Malo Claeys, narrateur de Défaite des maîtres et possesseurs est l’un d’eux. Il était employé dans un ministère, employé à inspecter. Il est aujourd’hui membre d’un comité d’éthique qui travaille à une loi relative à l’amélioration des conditions de fin de vie des humains.
Malo n’a pas connu le nomadisme de ses ancêtres. Ses parents ont fait partie des colonisateurs et lui est né quinze ans après l’installation des siens. Après les guerres et l’extermination d’un grand nombre d’humains. Pour leur bien d’ailleurs car ils avaient réussi à tellement gâcher leur belle planète qu’ils n’en avaient plus pour longtemps avant de s’exterminer eux-mêmes pour les dernières ressources ou de mourir de pollution. Désormais Malo et les siens, qui s’appellent ironiquement les démons, dominent la planète. Comme les humains avaient avant eux réparti les animaux (à exterminer, à manger, à exploiter, à garder près de soi…), les nouveaux maîtres ont asservi les humains en trois catégories. Que je ne révèlerai pas encore, car je suis bien certaine que des lecteurs trop curieux sont encore là à me lire et qu’après ils m’en voudront d’en avoir trop dit… Mais ça ne va pas durer, il va falloir que je lâche le morceau pour souligner toute l’intelligence de ce livre…
Malo possède une humaine de compagnie : Iris. Au tout début du roman, on apprend qu’elle est blessée, qu’il doit la mener à l’hôpital pour être soignée, malgré ses réticences à lui. Il semble beaucoup l’aimer mais Iris est en situation irrégulière, à cause de lui. Leur relation est au cœur de l’intrigue de Défaite des maîtres et possesseurs : dans quelles conditions Malo a-t-il acquis Iris, comment leur relation a-t-elle évolué, que révèle-t-elle chez lui… Elle illustre tout le reste, tout ce que Vincent Message exprime par ailleurs à travers le récit de Malo : quelles relations celui qui est au sommet de la chaîne alimentaire parce qu’il détient le pouvoir entretient-il avec les créatures qui ne lui sont inférieures que parce qu’elles sont moins puissantes ?
Les hommes étaient supérieurs aux oiseaux, c’est entendu – mais il faut reconnaître tout de même qu’ils ne volaient pas aussi bien.
Grâce à ses discours, les maîtres et possesseurs argumentent, tergiversent, justifient leur domination. Le but, quelle que soit leur espèces, est d’assouvir ici et maintenant leurs besoins, leurs envies et leurs caprices. En s’enfonçant si nécessaire la tête dans le sable pour ne pas voir ce que ça coute. Vincent Message nous la sort du sable pour une scène d’abattage qui risque de choquer plus d’un lecteur. Et c’est le but : écrire noir sur blanc ce qu’on ne veut pas voir car c’est insupportable. Avec dans le rôle des victimes les anciens maîtres et possesseurs qui longtemps se sont cru invincibles et ont été les bourreaux. Si ces extraterrestres nous ressemblent tant, c’est bien parce qu’ils sont nous, parce qu’ils permettent à l’auteur de nous mettre en scène.

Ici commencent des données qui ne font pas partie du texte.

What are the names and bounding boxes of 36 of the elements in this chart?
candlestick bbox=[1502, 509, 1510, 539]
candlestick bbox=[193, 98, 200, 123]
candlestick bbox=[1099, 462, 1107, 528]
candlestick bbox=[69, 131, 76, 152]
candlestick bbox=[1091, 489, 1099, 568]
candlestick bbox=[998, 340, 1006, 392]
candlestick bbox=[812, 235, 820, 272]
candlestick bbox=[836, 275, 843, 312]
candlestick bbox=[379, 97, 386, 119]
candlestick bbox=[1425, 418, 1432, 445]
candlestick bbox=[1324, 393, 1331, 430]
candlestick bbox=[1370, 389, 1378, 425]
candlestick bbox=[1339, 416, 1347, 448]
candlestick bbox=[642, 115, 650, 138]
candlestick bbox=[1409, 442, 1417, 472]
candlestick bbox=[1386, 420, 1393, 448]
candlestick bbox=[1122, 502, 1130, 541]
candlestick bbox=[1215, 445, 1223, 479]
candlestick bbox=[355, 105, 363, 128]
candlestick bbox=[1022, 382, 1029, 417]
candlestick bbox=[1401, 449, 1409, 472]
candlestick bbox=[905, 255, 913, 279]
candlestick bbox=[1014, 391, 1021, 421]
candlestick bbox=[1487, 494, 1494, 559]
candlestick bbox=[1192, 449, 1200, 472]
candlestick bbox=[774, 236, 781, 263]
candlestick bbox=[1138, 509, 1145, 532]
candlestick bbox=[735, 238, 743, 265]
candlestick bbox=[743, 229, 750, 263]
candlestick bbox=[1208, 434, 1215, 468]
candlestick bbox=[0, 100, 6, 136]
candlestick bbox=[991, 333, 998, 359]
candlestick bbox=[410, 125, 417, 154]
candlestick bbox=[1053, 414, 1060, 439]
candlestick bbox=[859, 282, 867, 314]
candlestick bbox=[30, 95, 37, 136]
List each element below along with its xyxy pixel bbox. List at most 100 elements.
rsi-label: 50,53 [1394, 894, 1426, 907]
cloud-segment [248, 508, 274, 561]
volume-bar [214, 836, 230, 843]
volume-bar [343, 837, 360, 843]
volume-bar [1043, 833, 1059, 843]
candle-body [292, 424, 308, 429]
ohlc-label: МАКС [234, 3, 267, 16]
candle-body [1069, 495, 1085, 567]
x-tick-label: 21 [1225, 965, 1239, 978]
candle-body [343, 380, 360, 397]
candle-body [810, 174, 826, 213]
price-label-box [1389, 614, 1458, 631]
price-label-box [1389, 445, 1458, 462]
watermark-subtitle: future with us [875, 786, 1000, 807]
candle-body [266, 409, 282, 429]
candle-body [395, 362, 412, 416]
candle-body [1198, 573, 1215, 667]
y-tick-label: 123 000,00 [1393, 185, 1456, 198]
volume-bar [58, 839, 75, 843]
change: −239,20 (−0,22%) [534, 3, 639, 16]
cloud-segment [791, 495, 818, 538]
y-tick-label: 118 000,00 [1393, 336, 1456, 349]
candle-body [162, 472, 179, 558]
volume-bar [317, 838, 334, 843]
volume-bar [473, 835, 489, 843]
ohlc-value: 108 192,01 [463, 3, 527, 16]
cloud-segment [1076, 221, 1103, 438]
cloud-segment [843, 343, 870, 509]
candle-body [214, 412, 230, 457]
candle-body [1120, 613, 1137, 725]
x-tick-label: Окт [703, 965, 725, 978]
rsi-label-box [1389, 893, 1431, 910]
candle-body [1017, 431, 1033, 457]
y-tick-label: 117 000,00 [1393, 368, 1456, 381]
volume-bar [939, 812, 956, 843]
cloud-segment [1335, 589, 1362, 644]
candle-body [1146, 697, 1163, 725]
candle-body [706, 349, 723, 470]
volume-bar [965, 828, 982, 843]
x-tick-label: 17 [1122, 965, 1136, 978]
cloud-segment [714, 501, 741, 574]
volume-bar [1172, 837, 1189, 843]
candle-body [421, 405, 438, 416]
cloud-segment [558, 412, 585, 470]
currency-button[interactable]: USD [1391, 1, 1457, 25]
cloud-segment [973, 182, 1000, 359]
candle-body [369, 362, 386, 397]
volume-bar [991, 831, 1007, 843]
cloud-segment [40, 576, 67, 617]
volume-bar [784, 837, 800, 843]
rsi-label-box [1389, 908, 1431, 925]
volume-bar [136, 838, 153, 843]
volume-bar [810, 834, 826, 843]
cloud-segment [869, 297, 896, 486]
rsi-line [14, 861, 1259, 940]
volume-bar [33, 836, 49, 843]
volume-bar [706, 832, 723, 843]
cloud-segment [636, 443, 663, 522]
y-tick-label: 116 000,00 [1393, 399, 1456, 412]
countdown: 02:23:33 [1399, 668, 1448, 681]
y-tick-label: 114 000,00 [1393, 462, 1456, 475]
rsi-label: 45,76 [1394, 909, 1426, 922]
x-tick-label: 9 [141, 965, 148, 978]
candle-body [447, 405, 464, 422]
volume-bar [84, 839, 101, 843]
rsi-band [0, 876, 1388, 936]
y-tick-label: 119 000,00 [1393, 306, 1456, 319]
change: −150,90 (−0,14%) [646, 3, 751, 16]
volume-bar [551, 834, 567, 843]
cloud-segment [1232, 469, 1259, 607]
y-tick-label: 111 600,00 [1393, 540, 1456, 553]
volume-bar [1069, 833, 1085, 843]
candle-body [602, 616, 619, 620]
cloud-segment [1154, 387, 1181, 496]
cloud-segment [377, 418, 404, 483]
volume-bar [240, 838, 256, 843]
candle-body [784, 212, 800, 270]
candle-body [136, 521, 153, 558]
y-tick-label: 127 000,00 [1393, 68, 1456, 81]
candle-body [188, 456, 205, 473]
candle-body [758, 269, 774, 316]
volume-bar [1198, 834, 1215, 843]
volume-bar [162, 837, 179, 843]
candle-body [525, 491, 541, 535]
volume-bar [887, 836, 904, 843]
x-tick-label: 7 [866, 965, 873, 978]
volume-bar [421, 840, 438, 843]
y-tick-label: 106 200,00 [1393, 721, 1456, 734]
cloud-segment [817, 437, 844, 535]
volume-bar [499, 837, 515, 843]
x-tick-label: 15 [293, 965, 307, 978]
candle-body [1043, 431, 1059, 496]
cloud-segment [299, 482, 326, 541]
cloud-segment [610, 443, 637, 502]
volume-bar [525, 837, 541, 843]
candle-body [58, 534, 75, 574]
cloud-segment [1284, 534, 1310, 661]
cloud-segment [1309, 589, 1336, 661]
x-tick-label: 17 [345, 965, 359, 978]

Et d’écrire des pages à la fois justes et émouvantes. Les dernières méritent à elles seules qu’on lise tout le livre, qui commence mollement comme un long récit assez plat mais ne tarde pas à multiplier les détails qui suscitent des questions puis qui se termine quasi en profession de foi. Toute la tension narrative se construit sur le dévoilement progressif d’une situation inimaginable.
Mais est-ce que nous serons assez forts, je me demande, pour que notre sens de l’avenir finisse par l’emporter sur le présent qui nous accapare ? Se limiter pour d’autres alors qu’ils ne peuvent pas nous y contraindre : est-ce que nous voudrons cela ? est-ce que nous saurons le faire ?
Vivre en harmonie avec le monde, cesser d’être les dominants. Au pire, se contenter du nécessaire, ne pas laisser le pouvoir à quelques-uns d’esclavagiser tous les autres. Ne pas se dire qu’à l’échelle individuelle, c’est inutile et que c’est la société qui doit changer dans son ensemble. Car le carnage et la violence sont tels qu’il n’est plus temps de montrer du doigt, d’accuser.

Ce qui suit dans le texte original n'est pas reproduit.